> No, I assumed it based on comparisions between doing and not doing small
> msg rdma at various scales, from a paper Galen pointed out to me.
Actually, I wasn't so much concerned with how you jumped to your conclusion.
I just wanted to point out that you did. Most people who focus on ping-pong
latency like you have don't realize that they're jumping to a conclusion.
You suggested that optimizing for a latency micro-benchmark would benefit
small clusters, and that's just not (uniformly) true.
> Benchmarks are what they are. In the above paper, the tests place the
> cross-over at around 64 nodes and that confirms a number of anecdotal
> reports I got. It may well be that in some situations, small-msg rdma is
> better only for 2 nodes, but that's note such a likely scenario; reality
> is sometimes linear (at least at our scale :-) ) after all.

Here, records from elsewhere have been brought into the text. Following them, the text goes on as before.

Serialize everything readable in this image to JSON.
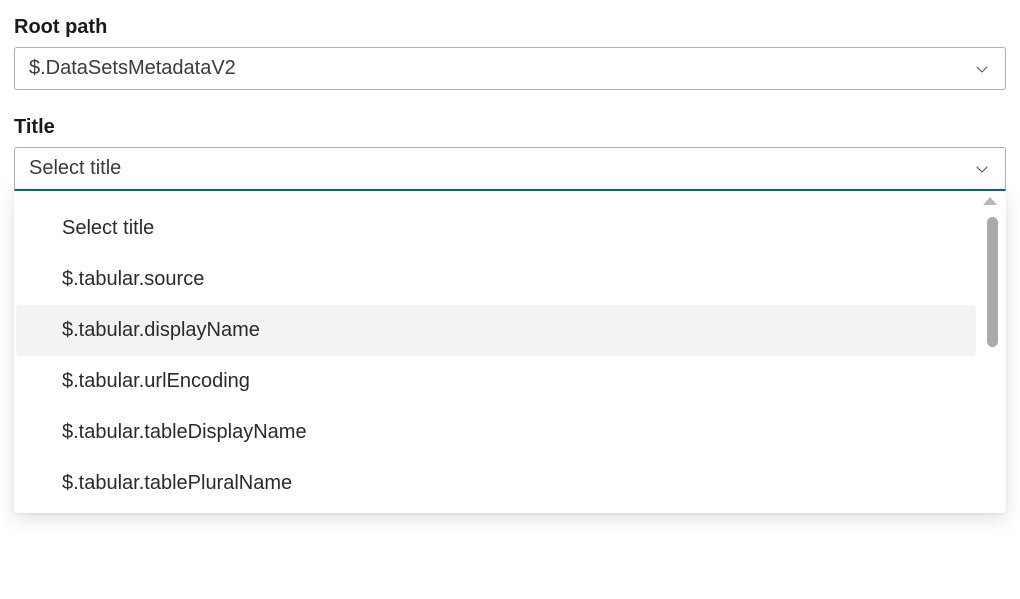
{
  "rootPath": {
    "label": "Root path",
    "value": "$.DataSetsMetadataV2"
  },
  "title": {
    "label": "Title",
    "placeholder": "Select title",
    "options": [
      "Select title",
      "$.tabular.source",
      "$.tabular.displayName",
      "$.tabular.urlEncoding",
      "$.tabular.tableDisplayName",
      "$.tabular.tablePluralName"
    ],
    "highlightedIndex": 2
  }
}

Well, if you didn't like me pointing out that jump, then I'll try a different
one. It's fairly straightforward to correlate the latency performance of
the micro-benchmark directly to RDMA versus send/recv. You can't really
do the same for the NPB results, since things like collective communication
performance can play a big part. So, assuming that RDMA is the reason that
MVAPICH wins where it does may not hold.
I apologize if it seems like I'm picking on you. I'm hypersensitive to
people trying to make judgements based on micro-benchmark performance.

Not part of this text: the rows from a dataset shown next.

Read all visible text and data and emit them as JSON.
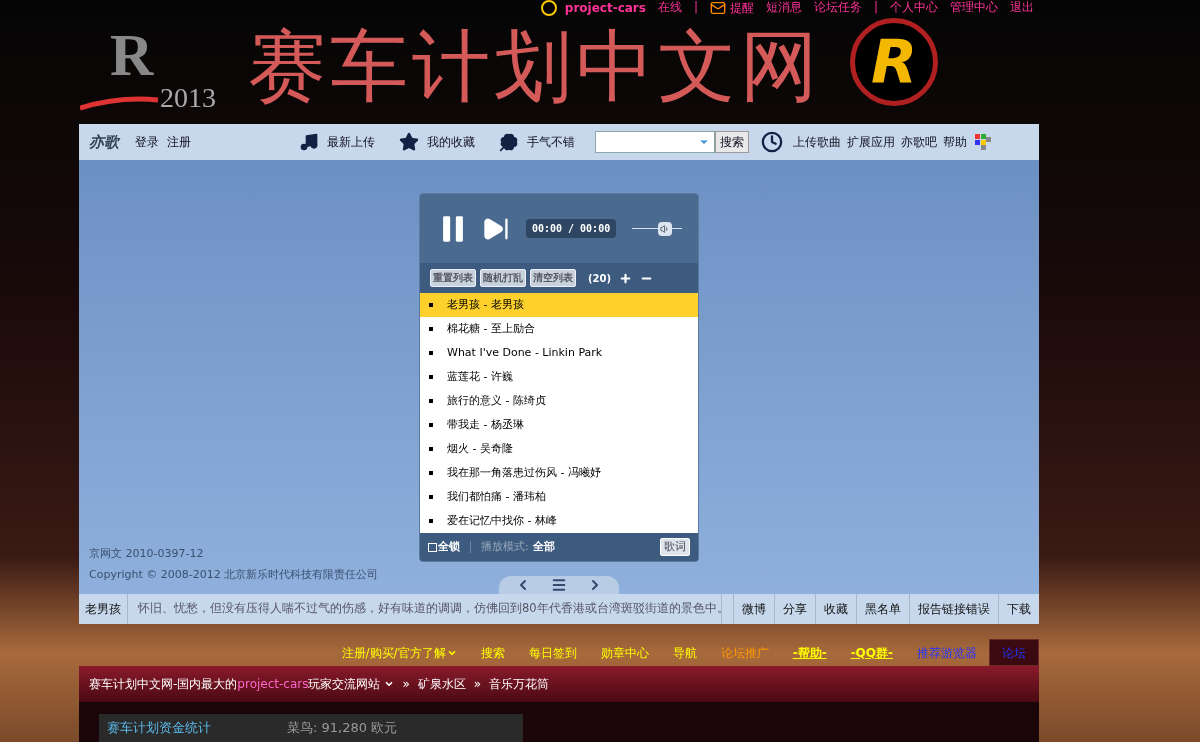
{
  "top_links": [
    {
      "kind": "user",
      "text": "project-cars"
    },
    {
      "kind": "link",
      "text": "在线"
    },
    {
      "kind": "separator",
      "text": "|"
    },
    {
      "kind": "mail",
      "text": "提醒"
    },
    {
      "kind": "link",
      "text": "短消息"
    },
    {
      "kind": "link",
      "text": "论坛任务"
    },
    {
      "kind": "separator",
      "text": "|"
    },
    {
      "kind": "link",
      "text": "个人中心"
    },
    {
      "kind": "link",
      "text": "管理中心"
    },
    {
      "kind": "link",
      "text": "退出"
    }
  ],
  "header": {
    "logo_mark": "R",
    "logo_year": "2013",
    "title": "赛车计划中文网",
    "badge_letter": "R"
  },
  "navbar": {
    "brand": "亦歌",
    "left_links": [
      "登录",
      "注册"
    ],
    "features": [
      {
        "kind": "music",
        "label": "最新上传"
      },
      {
        "kind": "star",
        "label": "我的收藏"
      },
      {
        "kind": "clover",
        "label": "手气不错"
      }
    ],
    "search_button": "搜索",
    "right_links": [
      "上传歌曲",
      "扩展应用",
      "亦歌吧",
      "帮助"
    ]
  },
  "player": {
    "playing": true,
    "time": "00:00 / 00:00",
    "volume": {
      "level": 0.65
    },
    "tools": [
      "重置列表",
      "随机打乱",
      "清空列表"
    ],
    "count": "(20)",
    "playlist": [
      {
        "title": "老男孩 - 老男孩",
        "selected": true
      },
      {
        "title": "棉花糖 - 至上励合",
        "selected": false
      },
      {
        "title": "What I've Done - Linkin Park",
        "selected": false
      },
      {
        "title": "蓝莲花 - 许巍",
        "selected": false
      },
      {
        "title": "旅行的意义 - 陈绮贞",
        "selected": false
      },
      {
        "title": "带我走 - 杨丞琳",
        "selected": false
      },
      {
        "title": "烟火 - 吴奇隆",
        "selected": false
      },
      {
        "title": "我在那一角落患过伤风 - 冯曦妤",
        "selected": false
      },
      {
        "title": "我们都怕痛 - 潘玮柏",
        "selected": false
      },
      {
        "title": "爱在记忆中找你 - 林峰",
        "selected": false
      }
    ],
    "lock": {
      "label": "全锁",
      "checked": false
    },
    "mode_label": "播放模式:",
    "mode": "全部",
    "lyrics_button": "歌词"
  },
  "footer_notes": [
    "京网文 2010-0397-12",
    "Copyright © 2008-2012 北京新乐时代科技有限责任公司"
  ],
  "now_playing": {
    "title": "老男孩",
    "description": "怀旧、忧愁，但没有压得人喘不过气的伤感，好有味道的调调，仿佛回到80年代香港或台湾斑驳街道的景色中。",
    "actions": [
      "微博",
      "分享",
      "收藏",
      "黑名单",
      "报告链接错误",
      "下载"
    ]
  },
  "forum_nav": [
    {
      "label": "注册/购买/官方了解",
      "kind": "standard",
      "dropdown": true,
      "selected": false
    },
    {
      "label": "搜索",
      "kind": "standard",
      "dropdown": false,
      "selected": false
    },
    {
      "label": "每日签到",
      "kind": "standard",
      "dropdown": false,
      "selected": false
    },
    {
      "label": "勋章中心",
      "kind": "standard",
      "dropdown": false,
      "selected": false
    },
    {
      "label": "导航",
      "kind": "standard",
      "dropdown": false,
      "selected": false
    },
    {
      "label": "论坛推广",
      "kind": "promo",
      "dropdown": false,
      "selected": false
    },
    {
      "label": "-帮助-",
      "kind": "emphasis",
      "dropdown": false,
      "selected": false
    },
    {
      "label": "-QQ群-",
      "kind": "emphasis",
      "dropdown": false,
      "selected": false
    },
    {
      "label": "推荐游览器",
      "kind": "recommend",
      "dropdown": false,
      "selected": false
    },
    {
      "label": "论坛",
      "kind": "recommend",
      "dropdown": false,
      "selected": true
    }
  ],
  "breadcrumb": {
    "site": [
      {
        "text": "赛车计划中文网-国内最大的",
        "highlight": false
      },
      {
        "text": "project-cars",
        "highlight": true
      },
      {
        "text": "玩家交流网站",
        "highlight": false
      }
    ],
    "separator": "»",
    "items": [
      "矿泉水区",
      "音乐万花筒"
    ]
  },
  "stats": {
    "title": "赛车计划资金统计",
    "value": "菜鸟: 91,280 欧元"
  }
}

I've been trying to make an argument that two-node ping-pong latency
comparisons really only have meaning in the context of a whole system.
The answer to the question of why the latency performance of my 10,000-node
machine is worse than someone else's 128-node cluster has alot to do with
meeting the scaling requirements of a 10,000-node machine. (To some extent
it has to do with the vendor as well, but that's a different story...)